The single-building Bunkhouse is being promoted as the first mass timber home built for Habitat for Humanity anywhere, and its parts are engineered to ship and assemble quickly. According to Maui Now, the design relies on veneer-laminated timber walls and glue-laminated timber roof panels laid out on a four-foot module so panels can be treated for termites before they ever hit the site and stacked efficiently for transport. That flat-pack approach, project leaders say, is central to delivering permanent, resilient housing faster and at lower cost after disasters.
Design and modular assembly
Hawaiʻi Off Grid, the Maui-based architecture and engineering firm behind the concept, describes the Bunkhouse as a proof-of-concept for prefabricated mass timber construction tuned to island conditions.

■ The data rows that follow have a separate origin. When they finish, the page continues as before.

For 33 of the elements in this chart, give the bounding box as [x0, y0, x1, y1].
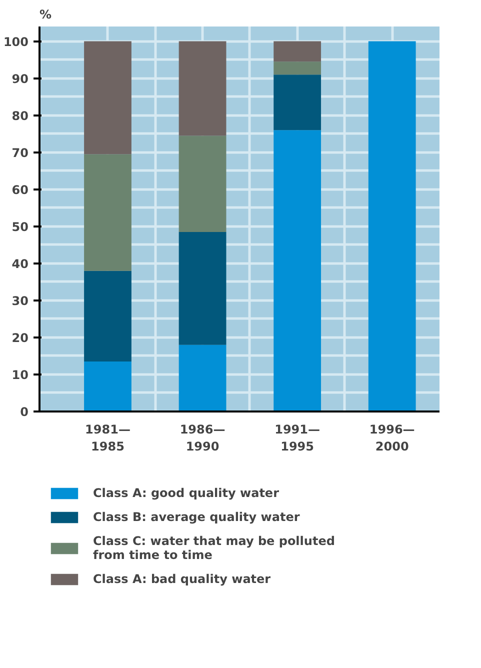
bar: [274, 74, 322, 130]
y-axis-title: %: [40, 8, 52, 22]
y-tick-label: 0: [20, 405, 29, 419]
y-tick-label: 10: [12, 368, 29, 382]
y-tick-label: 60: [12, 182, 29, 197]
legend-label: Class A: bad quality water: [93, 572, 271, 586]
bar: [84, 362, 132, 412]
legend-label: Class A: good quality water: [93, 486, 279, 500]
bar: [178, 136, 226, 232]
bar: [274, 41, 322, 62]
bar: [84, 270, 132, 362]
y-tick-label: 50: [12, 220, 29, 234]
bar: [84, 154, 132, 271]
legend-label: Class C: water that may be polluted from time to time: [93, 534, 335, 562]
x-tick-label: 1981—1985: [85, 422, 130, 454]
y-tick-label: 80: [12, 108, 29, 123]
bar: [178, 344, 226, 412]
y-tick-label: 30: [12, 294, 29, 308]
bar: [274, 130, 322, 412]
y-tick-label: 90: [12, 72, 29, 86]
y-tick-label: 70: [12, 146, 29, 160]
x-tick-label: 1996—2000: [369, 422, 415, 454]
x-tick-label: 1986—1990: [180, 422, 226, 454]
bar: [274, 62, 322, 75]
bar: [84, 41, 132, 154]
legend-label: Class B: average quality water: [93, 510, 300, 524]
y-tick-label: 20: [12, 330, 29, 345]
y-tick-label: 100: [3, 34, 29, 49]
bar: [178, 232, 226, 345]
y-tick-label: 40: [12, 256, 29, 271]
bar: [178, 41, 226, 136]
bar: [368, 41, 416, 412]
x-tick-label: 1991—1995: [274, 422, 320, 454]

The firm says its team brings more than 60 years of combined experience and two decades of work focused on remote, sustainable solutions, with roughly 30% of its projects dedicated to community efforts, per Hawaiʻi Off Grid. The company also points to earlier local rebuild work, such as 'Ohana Hope Village, as part of a broader push to pair off-grid systems with low-carbon building materials.
Partners and local impact
Industry group WoodWorks backed the design, and its leadership said the project shows how mass timber can “strengthen post-disaster rebuilding,” according to Maui Now. Matt Bachman, executive director of Habitat for Humanity Maui, told the outlet the Bunkhouse will let the nonprofit substantially expand volunteer capacity in Lahaina, with every added volunteer helping move another family closer to getting back home. Project organizers say the building is intended to function as a staff house where crews and volunteers can sleep and eat between shifts at nearby rebuild sites.
Why mass timber matters for Maui
Supporters of mass timber say it offers several advantages that fit Maui’s needs. Large engineered panels can accelerate construction, cut down on on-site waste and store carbon compared with concrete and steel. Hawaiʻi Off Grid’s write-up on mass timber notes that prefabrication and a modular panel system can reduce labor time on site and improve fire performance through predictable charring behavior, factors that matter in wildfire-prone areas such as West Maui. If the Bunkhouse prototype performs as hoped, designers say the same strategy could be scaled up for permanent, affordable homes across the island.
For now, the Bunkhouse is modest in size but big in ambition. The goal is to turn volunteer logistics into a repeatable construction playbook that blends speed, sustainability and local know-how. Builders say they are aiming for more than a single shelter. They want a tested model that can shape how Hawaiʻi rebuilds after future disasters.